Oversight – remuneration committees
The IFR/IFD require investment firms to establish a remuneration committee except that investment firms with on- and off-balance sheet assets of less than or equal to €100 million over the preceding four-year period will not be required to establish a remuneration committee. The remuneration committee can be established at the group rather than individual level. Where a class 2 investment firm has a remuneration committee, it will be required to establish a gender balanced remuneration committee formed of non-executive directors who are able to exercise competent and independent judgement.
Notably, the IFR/IFD sets a lower quantitative threshold to be met for a remuneration committee to be established. This contrasts with the position under the IFPRU and BIPRU remuneration codes, where only ‘significant’ firms must maintain a remuneration committee. For instance, under IFPRU, firms that have total annual assets exceeding £530 million would be classified as ‘significant’ and therefore required to establish a remuneration committee.
Decisions taken by the remuneration committee in relation to the firm’s remuneration policies and procedures will be required to take into account the public interest and the long-term interests of shareholders, investors and other stakeholders.
The remuneration committee will be directly responsible for overseeing the remuneration of senior managers in the risk management and compliance functions. Staff performing these and other controlled functions must be remunerated in accordance with the achievement of objectives linked to their function and should not take into account the performance of the business.
Disclosure and regulatory reporting
To assist the EBA and local regulators in benchmarking remuneration trends and practices, investment firms will be required to publicly disclose and report certain detailed information relating to the remuneration of senior management and risk takers, covering the gender pay gap, the ratio and composition of fixed-to-variable remuneration, deferrals and severance payments.
Further information should be reported on the number of individuals who receive remuneration equal to €1 million or more, as well as information on their job responsibilities, the business area they are involved in and the main elements of their salary, bonus, long-term award and pension contribution.
Although the IFR/IFD will come into force after the UK leaves the European Union on 31 December 2020 (i.e., the end of the proposed transitional period, with no extension), HM Treasury intends to take powers to enable the introduction of an updated prudential regime for investment firms in the UK. Public consultations are expected in Q3 2020, subject to any further deferral by the FCA due to the COVID-19 pandemic.
While the full details of the new regime are yet to emerge, there is enough information in the published level 1 text to start planning and modelling for the new regime.
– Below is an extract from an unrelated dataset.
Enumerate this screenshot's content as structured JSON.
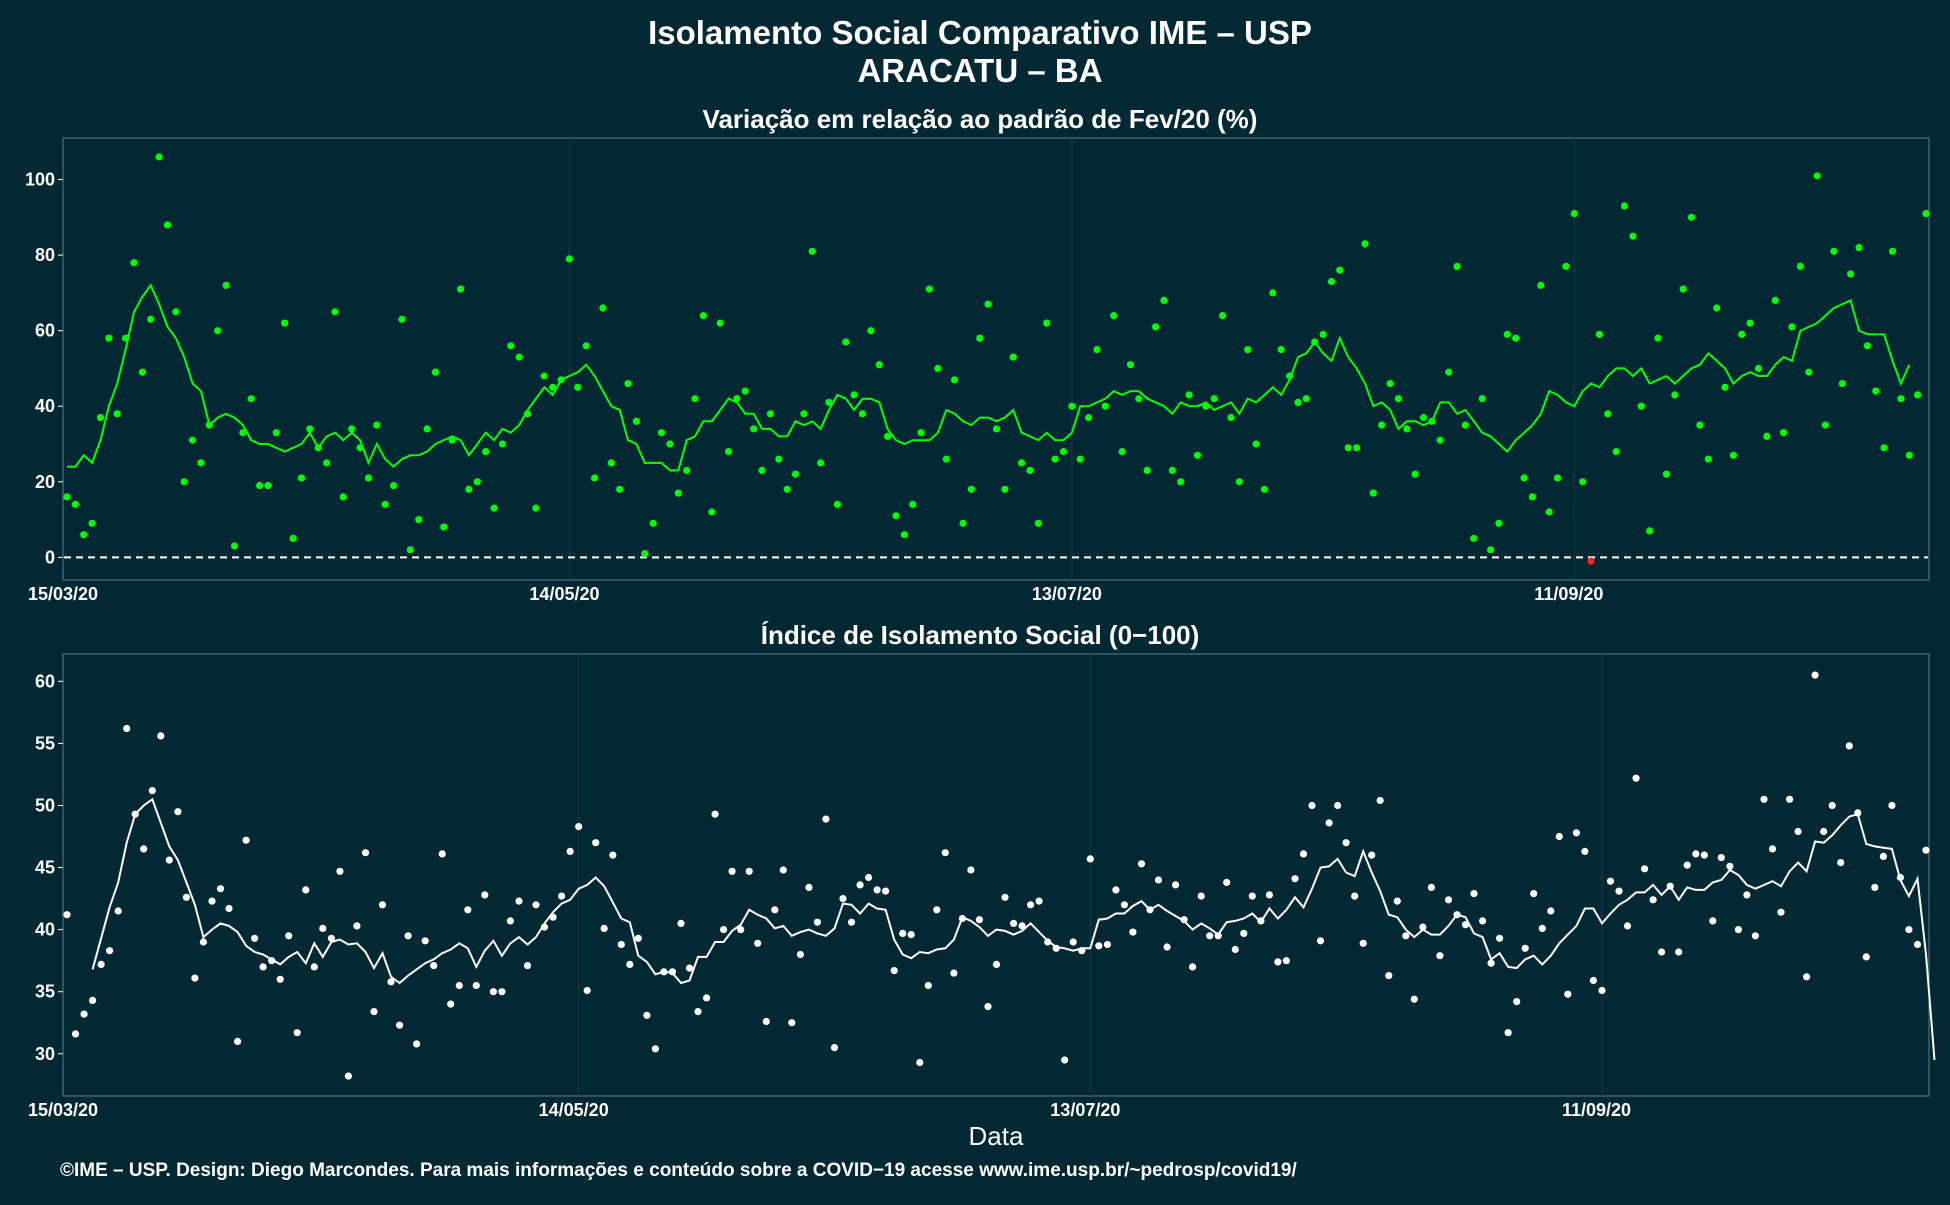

Firms should plan to take the following actions:
- Identify which group entities will be affected and whether consolidated supervision may be imposed.
- Determine the relevant class for each firm.
- Identify staff members that are in scope of the remuneration principles.
- Consider how to meet the composition of variable remuneration requirements.
- Determine whether, and for whom, employment terms must be amended.
- Consider whether any disapplications will apply and document the basis of their disapplication.
- Review employee compensation schemes that are currently in place, and which are due to be put into place for any deferred compensation mechanics.
- Review bonus arrangements.
- Determine whether a remuneration committee is required and the extent to which any existing remuneration committee practices, composition and terms of reference must be amended.